Sinds 12 juli 2020 moeten online platforms voldoen aan de EU Platform-2-Business Verordening (de P2B Verordening). In deze blog bespreken wij de sancties: wat moeten online platforms vrezen als ze zich niet aan de regels houden? Het instellen van claims door representatieve organisaties van zakelijke gebruikers lijkt een effectief instrument te kunnen zijn.

Zie onze Whitepaper voor een gedetailleerde bespreking van de nieuwe regels in de P2B Verordening.


Veel partijen voldoen nog niet aan de P2B Verordening

De P2B Verordening heeft twee belangrijke pijlers, waarvan transparantie er één is. Dit omvat verplichtingen om bepaalde informatie te verstrekken in de algemene voorwaarden van het platform. Deze informatieverplichtingen bestaan voor een groot deel uit open regels.

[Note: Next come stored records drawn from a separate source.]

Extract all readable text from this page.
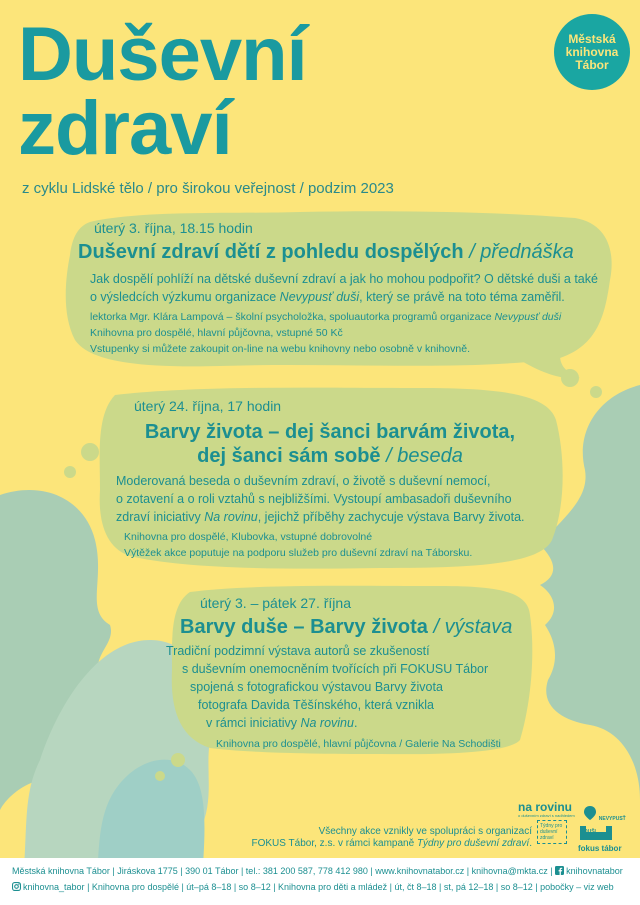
Duševní
zdraví
z cyklu Lidské tělo / pro širokou veřejnost / podzim 2023
Městská
knihovna
Tábor
úterý 3. října, 18.15 hodin
Duševní zdraví dětí z pohledu dospělých / přednáška
Jak dospělí pohlíží na dětské duševní zdraví a jak ho mohou podpořit? O dětské duši a také
o výsledcích výzkumu organizace Nevypusť duši, který se právě na toto téma zaměřil.
lektorka Mgr. Klára Lampová – školní psycholožka, spoluautorka programů organizace Nevypusť duši
Knihovna pro dospělé, hlavní půjčovna, vstupné 50 Kč
Vstupenky si můžete zakoupit on-line na webu knihovny nebo osobně v knihovně.
úterý 24. října, 17 hodin
Barvy života – dej šanci barvám života,
dej šanci sám sobě / beseda
Moderovaná beseda o duševním zdraví, o životě s duševní nemocí,
o zotavení a o roli vztahů s nejbližšími. Vystoupí ambasadoři duševního
zdraví iniciativy Na rovinu, jejichž příběhy zachycuje výstava Barvy života.
Knihovna pro dospělé, Klubovka, vstupné dobrovolné
Výtěžek akce poputuje na podporu služeb pro duševní zdraví na Táborsku.
úterý 3. – pátek 27. října
Barvy duše – Barvy života / výstava
Tradiční podzimní výstava autorů se zkušeností
s duševním onemocněním tvořících při FOKUSU Tábor
spojená s fotografickou výstavou Barvy života
fotografa Davida Těšínského, která vznikla
v rámci iniciativy Na rovinu.
Knihovna pro dospělé, hlavní půjčovna / Galerie Na Schodišti
na rovinu
o duševním zdraví s nadhledem
Týdny pro duševní zdraví
NEVYPUSŤ

fokus tábor
Všechny akce vznikly ve spolupráci s organizací
FOKUS Tábor, z.s. v rámci kampaně Týdny pro duševní zdraví.
Městská knihovna Tábor | Jiráskova 1775 | 390 01 Tábor | tel.: 381 200 587, 778 412 980 | www.knihovnatabor.cz | knihovna@mkta.cz | knihovnatabor
knihovna_tabor | Knihovna pro dospělé | út–pá 8–18 | so 8–12 | Knihovna pro děti a mládež | út, čt 8–18 | st, pá 12–18 | so 8–12 | pobočky – viz web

Zo vereist de P2B Verordening dat online platforms zakelijke gebruikers informeren over de redenen om gebruik te beëindigen of te beperken. Maar tot welk detail moet het online platform zijn gebruikers informeren? Alleen maar zeggen dat “een overtreding van de voorwaarden” kan leiden tot beëindiging of opschorting is waarschijnlijk niet voldoende. Het is echter bijna onmogelijk om op voorhand alle situaties te voorspellen die beëindiging of opschorting kunnen rechtvaardigen.

Amazon

Zie bijvoorbeeld de Amazon voorwaarden. Deze geven Amazon het recht “to terminate for convenience”. Dat betekent dat er geen reden nodig is om te beëindigen. We kunnen er ook van uitgaan dat de voorwaarden niet voldoen aan de eis van “duidelijke en begrijpelijke taal”. De P2B Verordening benadrukt dat veel zakelijke gebruikers micro- of kleine ondernemingen zijn met beperkte juridische kennis. Ook is in de voorwaarden nergens informatie over rangschikking of gedifferentieerde behandeling te vinden.

Uber Eats

Ook de voorwaarden van Uber Eats voldoen niet aan het vereiste dat sprake moet zijn van duidelijke en begrijpelijke taal. Ik heb als gespecialiseerd advocaat zelfs moeite om alleen maar de definities te begrijpen. En ook Uber Eats behoudt zich onverkort en onvoorwaardelijk het recht voor om haar diensten te staken.

Thuisbezorgd.nl

Over de voorwaarden en tarieven van Thuisbezorgd.nl is de afgelopen jaren veel te doen geweest. En ook nu voldoen de voorwaarden nog niet. Zo informeert Thuisbezorgd.nl niet over het delen van klantdata. Ook is zij onduidelijk over de aanvullende diensten die zij kan aanbieden naast het aanbod van de zakelijke gebruikers. Ook de informatie over haar ranking parameters (Toprank) lijkt onvoldoende.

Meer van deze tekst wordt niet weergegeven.